9.

New Taylor, Plophos

Landry schlenderte durch die laue Nacht in diesem Teil des Planeten Plophos. Die Silhouette der Hauptstadt New Taylor erhellte den nächtlichen Himmel und schwang sich kühn über den Horizont. Natürlich hatte ein Industrieller wie Dorn ein Häuschen im Grünen, wie man so schön sagte, aber eigentlich war dieses Häuschen eher ein kleiner Palast. Prächtig schwang sich das in einem alten terranischen Stil erbaute Gebäude hinter dem Agenten in die Höhe. Aus der Richtung des Gebäudes näherte sich ihm eine schlanke Gestalt, was der Agent, der für einen Augenblick die Einsamkeit gesucht hatte, gar nicht bemerkte.

»Schöne Aussicht, was?«

Landry drehte sich langsam um. Die schlanke, junge Frau, die vor ihm stand, musterte ihn kühl. Dann lächelte sie. »Denise Joorn. Angenehm, deine Bekanntschaft zu machen.«

Landry nickte ihr freundlich zu. Die junge Frau war entweder Terranerin oder Kolonistin. Sie war wunderschön und wirkte gleichzeitig sehr weiblich aber auch selbstbewusst und resolut. Sie hatte smaragdgrüne Augen, langes blauschwarzes Haar und einen sportlichen Körperbau, der Landry für einen Moment ins Schwitzen kommen ließ.

Die Schönheit trug ein figurbetontes schwarzes Abendkleid.

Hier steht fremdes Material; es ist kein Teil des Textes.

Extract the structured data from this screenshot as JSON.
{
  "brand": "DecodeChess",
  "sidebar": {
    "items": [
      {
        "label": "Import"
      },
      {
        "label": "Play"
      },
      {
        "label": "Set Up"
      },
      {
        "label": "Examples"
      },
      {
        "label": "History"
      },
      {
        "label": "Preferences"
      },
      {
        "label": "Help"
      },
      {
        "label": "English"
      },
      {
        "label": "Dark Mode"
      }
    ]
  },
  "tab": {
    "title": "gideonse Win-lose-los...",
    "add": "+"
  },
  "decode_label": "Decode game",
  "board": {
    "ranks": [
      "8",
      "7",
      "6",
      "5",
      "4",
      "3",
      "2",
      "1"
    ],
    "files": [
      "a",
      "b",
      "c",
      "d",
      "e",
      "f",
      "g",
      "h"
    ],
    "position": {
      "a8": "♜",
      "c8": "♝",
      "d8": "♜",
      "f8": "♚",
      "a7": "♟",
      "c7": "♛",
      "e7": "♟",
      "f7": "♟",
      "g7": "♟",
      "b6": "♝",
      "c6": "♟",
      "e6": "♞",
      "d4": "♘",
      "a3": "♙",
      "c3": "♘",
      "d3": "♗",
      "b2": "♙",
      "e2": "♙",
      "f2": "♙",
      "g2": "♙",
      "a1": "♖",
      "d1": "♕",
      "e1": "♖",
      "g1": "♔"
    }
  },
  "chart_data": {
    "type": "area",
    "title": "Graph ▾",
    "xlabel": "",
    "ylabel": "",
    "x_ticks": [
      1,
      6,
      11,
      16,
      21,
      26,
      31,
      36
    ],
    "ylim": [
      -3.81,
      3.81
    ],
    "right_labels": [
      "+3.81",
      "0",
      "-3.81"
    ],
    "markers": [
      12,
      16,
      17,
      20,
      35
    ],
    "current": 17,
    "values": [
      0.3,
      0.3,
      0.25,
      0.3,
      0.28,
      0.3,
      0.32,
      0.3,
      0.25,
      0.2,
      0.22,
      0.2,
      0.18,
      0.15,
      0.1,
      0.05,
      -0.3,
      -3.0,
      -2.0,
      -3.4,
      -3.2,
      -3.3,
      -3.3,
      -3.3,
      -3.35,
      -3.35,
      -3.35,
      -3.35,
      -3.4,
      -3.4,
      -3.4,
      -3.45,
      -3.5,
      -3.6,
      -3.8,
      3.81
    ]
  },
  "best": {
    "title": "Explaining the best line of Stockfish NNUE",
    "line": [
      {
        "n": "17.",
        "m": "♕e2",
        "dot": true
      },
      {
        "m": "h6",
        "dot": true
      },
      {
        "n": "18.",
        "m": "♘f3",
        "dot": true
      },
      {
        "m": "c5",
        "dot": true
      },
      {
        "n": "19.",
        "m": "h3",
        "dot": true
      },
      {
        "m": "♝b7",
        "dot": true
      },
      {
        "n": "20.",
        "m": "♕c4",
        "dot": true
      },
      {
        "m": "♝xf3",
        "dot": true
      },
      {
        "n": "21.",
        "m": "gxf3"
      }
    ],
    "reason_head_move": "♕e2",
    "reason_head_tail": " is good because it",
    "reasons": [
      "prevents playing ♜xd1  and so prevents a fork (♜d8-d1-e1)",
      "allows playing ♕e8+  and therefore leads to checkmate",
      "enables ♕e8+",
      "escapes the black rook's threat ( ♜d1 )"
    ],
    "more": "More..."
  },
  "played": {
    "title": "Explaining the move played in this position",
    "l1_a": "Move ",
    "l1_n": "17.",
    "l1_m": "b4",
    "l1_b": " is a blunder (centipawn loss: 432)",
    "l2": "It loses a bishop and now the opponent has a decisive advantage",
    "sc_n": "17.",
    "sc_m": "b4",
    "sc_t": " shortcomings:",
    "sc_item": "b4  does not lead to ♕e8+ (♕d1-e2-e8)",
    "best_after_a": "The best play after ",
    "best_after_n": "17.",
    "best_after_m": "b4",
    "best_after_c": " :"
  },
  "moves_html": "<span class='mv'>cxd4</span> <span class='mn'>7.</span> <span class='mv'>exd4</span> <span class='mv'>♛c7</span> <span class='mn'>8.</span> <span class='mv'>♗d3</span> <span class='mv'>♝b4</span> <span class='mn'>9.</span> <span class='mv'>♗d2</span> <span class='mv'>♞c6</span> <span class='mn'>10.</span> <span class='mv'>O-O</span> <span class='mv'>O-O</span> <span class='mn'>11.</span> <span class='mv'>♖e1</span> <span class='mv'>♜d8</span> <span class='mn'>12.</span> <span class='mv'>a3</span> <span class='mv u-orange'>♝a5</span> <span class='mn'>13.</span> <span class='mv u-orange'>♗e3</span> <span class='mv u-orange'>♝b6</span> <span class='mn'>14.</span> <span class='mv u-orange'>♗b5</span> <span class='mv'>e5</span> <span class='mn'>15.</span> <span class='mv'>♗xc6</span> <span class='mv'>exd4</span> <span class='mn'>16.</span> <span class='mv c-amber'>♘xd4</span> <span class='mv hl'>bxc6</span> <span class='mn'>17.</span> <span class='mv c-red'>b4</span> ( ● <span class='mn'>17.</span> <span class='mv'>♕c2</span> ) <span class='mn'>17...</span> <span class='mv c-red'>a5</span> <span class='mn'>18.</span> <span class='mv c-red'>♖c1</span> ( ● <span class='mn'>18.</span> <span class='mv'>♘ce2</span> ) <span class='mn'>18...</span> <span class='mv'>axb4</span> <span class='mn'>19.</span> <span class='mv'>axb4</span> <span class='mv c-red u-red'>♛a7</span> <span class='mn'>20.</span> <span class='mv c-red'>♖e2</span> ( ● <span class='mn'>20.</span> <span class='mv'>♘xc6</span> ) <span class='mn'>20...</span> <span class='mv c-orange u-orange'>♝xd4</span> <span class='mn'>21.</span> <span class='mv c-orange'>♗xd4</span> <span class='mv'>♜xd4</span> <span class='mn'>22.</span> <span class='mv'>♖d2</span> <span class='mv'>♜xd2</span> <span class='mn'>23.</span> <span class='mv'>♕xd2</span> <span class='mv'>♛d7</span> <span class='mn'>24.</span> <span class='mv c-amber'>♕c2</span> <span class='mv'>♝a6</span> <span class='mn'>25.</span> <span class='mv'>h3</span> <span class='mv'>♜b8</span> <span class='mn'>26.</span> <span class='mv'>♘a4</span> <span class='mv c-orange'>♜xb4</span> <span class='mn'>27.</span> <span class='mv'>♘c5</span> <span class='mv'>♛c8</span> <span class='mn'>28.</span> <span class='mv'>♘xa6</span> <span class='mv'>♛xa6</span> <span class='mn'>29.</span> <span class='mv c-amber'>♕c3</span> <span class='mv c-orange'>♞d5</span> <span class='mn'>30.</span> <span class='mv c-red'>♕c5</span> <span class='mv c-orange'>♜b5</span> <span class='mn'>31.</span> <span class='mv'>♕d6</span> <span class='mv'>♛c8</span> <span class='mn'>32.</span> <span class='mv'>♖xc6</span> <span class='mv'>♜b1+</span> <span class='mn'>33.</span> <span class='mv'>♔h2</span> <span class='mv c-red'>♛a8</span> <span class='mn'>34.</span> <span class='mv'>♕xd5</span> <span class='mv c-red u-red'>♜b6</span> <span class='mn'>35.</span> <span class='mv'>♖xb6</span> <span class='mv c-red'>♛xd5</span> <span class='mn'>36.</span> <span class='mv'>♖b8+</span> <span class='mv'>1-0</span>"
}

Er lächelte rätselhaft, dann deutete er mit dem Daumen über die Schulter. Gleichzeitig nippte er an dem Champagner. »Das habe ich lange vermisst. Auf einer bescheidenen Welt wie Hayok zu leben, ist einfach nicht das richtige für einen Mann wie mich. Ich brauche Action und eine bedeutende Welt wie Plophos liegt mir viel mehr. Vielleicht sollte ich versuchen, hier noch ein Werk aufzubauen. Könnte schließlich sein, dass ich hier auch noch Erfolg habe?«

»Mit diesen P-Chips vielleicht. Die Konkurrenz ist aber groß. Unser Gastgeber wird dein Vorhaben sicher nicht dulden.«

Landry drehte sich nach rechts und warf einen Blick auf den Industriellen Marius Dorn, der inmitten einiger Gäste stand und gerade über einen offenbar gelungenen Witz eines Gastes lachte. Dorn war ein untersetzter Mann mit grauem Haar und grauem, penibel geschnittenen Vollbart. Er trug einen schwarz leuchtenden Maßanzug. Alles an ihm wirkte reich, elegant aber auch elitär und arrogant. Landry konzentrierte seinen Blick auf den kleinen, untersetzten Marius Dorn. Aber irgendwie wirkte er auf Landry nicht, als sei er ein umgänglicher Mensch. Höflich, mit Sicherheit ja, aber sicher nicht freundlich. Er war sicher niemand, den man gerne zum Gegner haben wollte.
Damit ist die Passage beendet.